A titre indicatif, on trouve rarement des crevettes participant encore significativement aux captures après deux ans d'âge bien que des crevettes âgées d'au moins 27 mois aient été observées par marquage (Baxter, 1971).

5.2. EXPRESSION MATHEMATIQUE DE LA CROISSANCE

Les données de base étant obtenues (couples âge-longueur, accroissements en fonction de la taille), il peut être nécessaire de rechercher l'expression mathématique, le modèle, représentant le mieux la croissance à partir d'une formule simple. La littérature est riche en travaux de base et de synthèse sur ce sujet et il n'est pas nécessaire d'en faire, dans ce travail, une revue exhaustive. Le lecteur se réfèrera plus utilement aux ouvrages de base de Beverton et Holt (1956), Ricker (1958, 1975, 1979), Gulland (1969). Il est rare qu'un seul et même modèle puisse représenter la croissance de façon satisfaisante de la naissance à la mort de l'individu et une approximation doit le plus souvent être acceptée.

Le modèle le plus couramment utilisé est celui de Von Bertalanffy (1938) que Beverton et Holt (1956) ont consacré en l'intégrant dans leurs équations de rendement. D'autres modèles ont été proposés tels que les modèles de Gompertz (Riffenburgh, 1960), logistique (in Ricker, 1971) ou exponentiel (Ricker, 1958). Les propriétés du modèle de Von Bertalanffy ont été examinées par nombre d'auteurs déjà cités ainsi que par Fabens (1965) et Southward et Chapman (1965). Les modèles de Gompertz et Von Bertalanffy ont été comparés par Silliman (1969) et Parrack (1979) en ce qui concerne respectivement les poissons et les crevettes penaeïdes. Leurs résultats prouvent que le modèle de Von Bertalanffy tel qu'on l'utilise actuellement est bien adapté. Des modifications, ou une généralisation, de l'équation de Von Bertalanffy ont été proposées par divers auteurs tels que Richards (1959), Chapman (1961) et Taylor (1962). Bien que leur application aux modèles de Beverton et Holt soit possible (Paulik et Gales, 1964), elles ne semblent pas encore avoir été utilisées. Knight (1969) a également proposé une équation modifiée faisant réellement apparaître le taux de croissance (croissance par unité de temps).

Nous ne nous attarderons pas sur la signification biologique profonde que Von Bertalanffy (1938, 1964) a voulu donner à son modèle et que Ricker (1975), et d'autres (cités par Von Bertalanffy, 1964), ont contesté. Nous retiendrons seulement avec Ricker que le modèle proposé correspond le plus souvent à ce qui est observé et qu'il est donc parfaitement utilisable comme modèle empirique. Cette approche est d'ailleurs conforme à celle de Brody (cité par Ricker, 1975) qui est à l'origine du modèle.

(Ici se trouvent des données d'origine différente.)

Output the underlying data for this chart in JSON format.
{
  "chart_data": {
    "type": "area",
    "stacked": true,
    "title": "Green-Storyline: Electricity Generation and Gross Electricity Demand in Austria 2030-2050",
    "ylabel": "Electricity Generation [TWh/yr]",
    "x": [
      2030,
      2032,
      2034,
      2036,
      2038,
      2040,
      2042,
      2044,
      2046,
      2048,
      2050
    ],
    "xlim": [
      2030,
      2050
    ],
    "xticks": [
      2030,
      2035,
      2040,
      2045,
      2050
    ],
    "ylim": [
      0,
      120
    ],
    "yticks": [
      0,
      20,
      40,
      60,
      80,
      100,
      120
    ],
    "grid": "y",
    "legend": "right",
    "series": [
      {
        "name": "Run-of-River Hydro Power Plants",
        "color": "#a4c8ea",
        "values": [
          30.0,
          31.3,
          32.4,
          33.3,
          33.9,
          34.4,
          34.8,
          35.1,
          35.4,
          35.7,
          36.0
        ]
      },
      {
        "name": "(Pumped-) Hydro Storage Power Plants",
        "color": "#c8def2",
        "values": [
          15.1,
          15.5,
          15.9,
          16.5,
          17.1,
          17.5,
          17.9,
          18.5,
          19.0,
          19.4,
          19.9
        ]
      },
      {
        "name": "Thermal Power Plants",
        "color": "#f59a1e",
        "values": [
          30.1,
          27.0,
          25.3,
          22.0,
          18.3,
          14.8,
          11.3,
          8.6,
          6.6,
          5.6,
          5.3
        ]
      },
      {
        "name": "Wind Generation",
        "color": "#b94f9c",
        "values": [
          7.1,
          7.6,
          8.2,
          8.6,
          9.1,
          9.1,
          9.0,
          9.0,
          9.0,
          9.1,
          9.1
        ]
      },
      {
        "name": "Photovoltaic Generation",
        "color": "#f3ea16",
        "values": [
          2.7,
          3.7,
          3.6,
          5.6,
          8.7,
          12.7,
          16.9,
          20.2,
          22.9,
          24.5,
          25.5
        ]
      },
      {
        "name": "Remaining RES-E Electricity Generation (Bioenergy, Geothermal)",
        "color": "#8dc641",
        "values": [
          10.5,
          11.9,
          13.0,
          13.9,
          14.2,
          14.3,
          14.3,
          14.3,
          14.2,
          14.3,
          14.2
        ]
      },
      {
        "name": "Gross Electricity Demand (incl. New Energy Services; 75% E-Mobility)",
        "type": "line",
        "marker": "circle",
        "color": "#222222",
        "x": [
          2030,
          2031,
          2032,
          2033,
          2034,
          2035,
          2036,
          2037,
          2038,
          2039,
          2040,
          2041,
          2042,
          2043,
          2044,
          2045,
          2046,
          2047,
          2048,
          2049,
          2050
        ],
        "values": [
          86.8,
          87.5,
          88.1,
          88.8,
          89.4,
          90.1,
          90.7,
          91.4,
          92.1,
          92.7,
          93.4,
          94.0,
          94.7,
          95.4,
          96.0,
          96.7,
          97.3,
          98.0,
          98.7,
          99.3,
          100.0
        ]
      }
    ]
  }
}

Nous examinerons donc seulement ici le modèle de Von Bertalanffy et passerons très brièvement en revue les méthodes les plus couramment utilisées pour le calcul des paramètres de l'équation. L'expression classique de la courbe de Von Bertalanffy est de la forme:

lt = L∞ (l-e-K(t-to))(5.1)

où L∞ est la taille moyenne asymptotique vers laquelle tend l'individu. Notons à ce sujet que le principe même de la croissance asymptotique est parfois contesté (Knight, 1968, Ricker, 1979).

K est le coefficient de croissance de Brody (et Ricker (1975) signale qu'il est impropre de parler, pour ce paramètre, de taux de croissance) et to est l'âge théorique des individus lorsque leur taille est nulle. Les méthodes de calcul des paramètres sont nombreuses:

5.2.1 Méthode de Ford-Walford (1946)

Elle est basée sur la forme suivante de l'équation de Von Bertalanffy (Ford, 1933):

lt+1 = L∞ (1 - k) + klt(5.2)

où k, le coefficient de croissance de Ford, est égal à e-K. Walford a montré que la droite d'ajustement de lt+1 sur lt, de pente k, coupait la diagonale à 45° pour lt = L∞ (Fig. 35A). Beverton (1954, cité par Ricker, 1975) propose de ne considérer la valeur de L∞ obtenue que comme provisoire et de porter Loge (L∞ - lt) en fonction de t puisque

Loge (L∞ - lt) = Loge L∞ + Kto - Kt(5.3)

La linéarité de cette relation est sensible à de faibles variations de L∞ et quelques essais de variations de L∞ conduiront à une valeur plus exacte de ce paramètre (Fig. 35B). La pente de la relation (qui dans ce cas est une régression classique si t est connu avec précision) est égale à K et l'ordonnée à l'origine égale à (Loge L∞ + Kto) permet d'obtenir to.

Ricklef (1967) propose également une méthode graphique approximative utilisant une démarche assez voisine pour les courbes de Gompertz, de Von Bertalanffy et logistique en poids. Cette méthode est cependant peu utilisée.

Gulland (1969) montre que to peut également être obtenu graphiquement à partir des mêmes éléments. En effet, d'après l'équation ci-dessus, lorsque lt = 0 (et donc par définition t = to) l'ordonnée est égale à Loge L∞. En conséquence, lorsque l'on porte Loge (L∞ -lt) en fonction de t, le point ayant Loge L∞ pour ordonnée a to pour abscisse (Fig. 36)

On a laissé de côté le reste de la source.